Investigators who wish to access, use, or disclose for research purposes Protected Health Information (PHI) from a U.S. “covered entity” must be familiar with the requirements under the Health Insurance Portability and Accountability Act (HIPAA). Please send questions about HIPAA to the Research Compliance Officer, Elizabeth Peterson at firstname.lastname@example.org.
HIPAA and Research Common Scenarios- discusses common circumstances in which HIPAA affects research activities
Guidance on Protected Health Information and the JHSPH- covers the requirements for obtaining signed privacy authorizations, for obtaining a waiver of the signed privacy authorization requirement as well as for using limited data sets.
Note: Like consent documents, IRB approved Authorization forms must be stamped with the IRB logo.
Stand-alone HIPAA Authorization
Investigators who seek access for research purposes to limited data sets containing PHI from a Johns Hopkins covered entity (JHH, Bayview, JHCP, and all the other JHH affiliated hospitals) will need to sign a Data Use Agreement (DUA).

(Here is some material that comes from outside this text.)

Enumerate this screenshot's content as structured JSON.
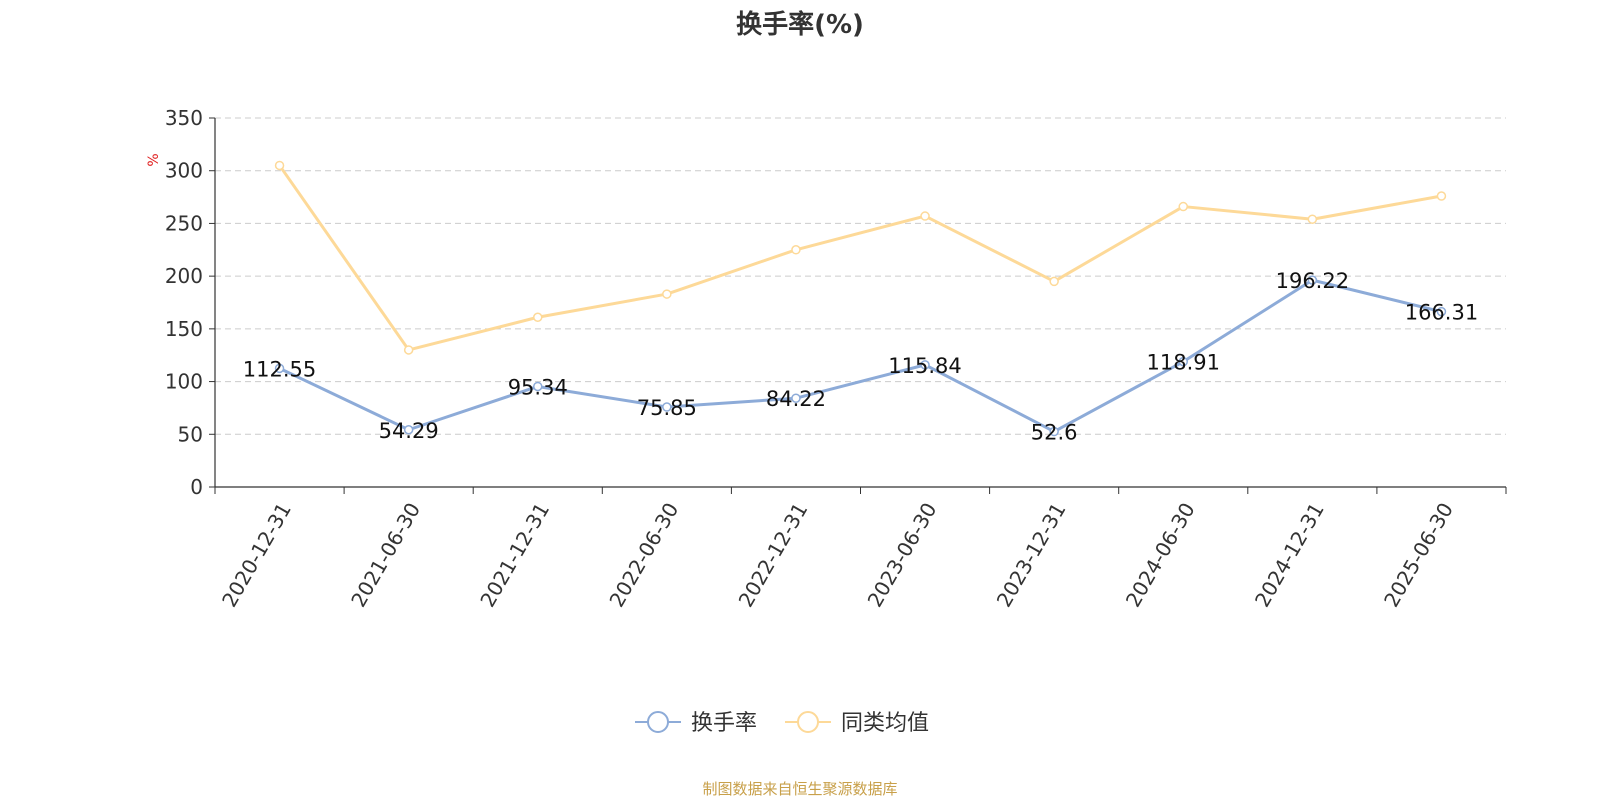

These Agreements are generated by the Office of Research Administration. To obtain a DUA, contact the Research Compliance Officer, Elizabeth Peterson at email@example.com.
All JHSPH investigators, study staff, and students using Protected Health Information in research must complete HIPAA training: MyLearning Module: HIPAA & Research - 01. You will find this course in the MyLearning Course Catalog under “Compliance > Research Compliance and Ethics > HIPAA & Research.” It will NOT be listed under “HIPAA” You do not need to take the “General Privacy Issues” course as a prerequisite.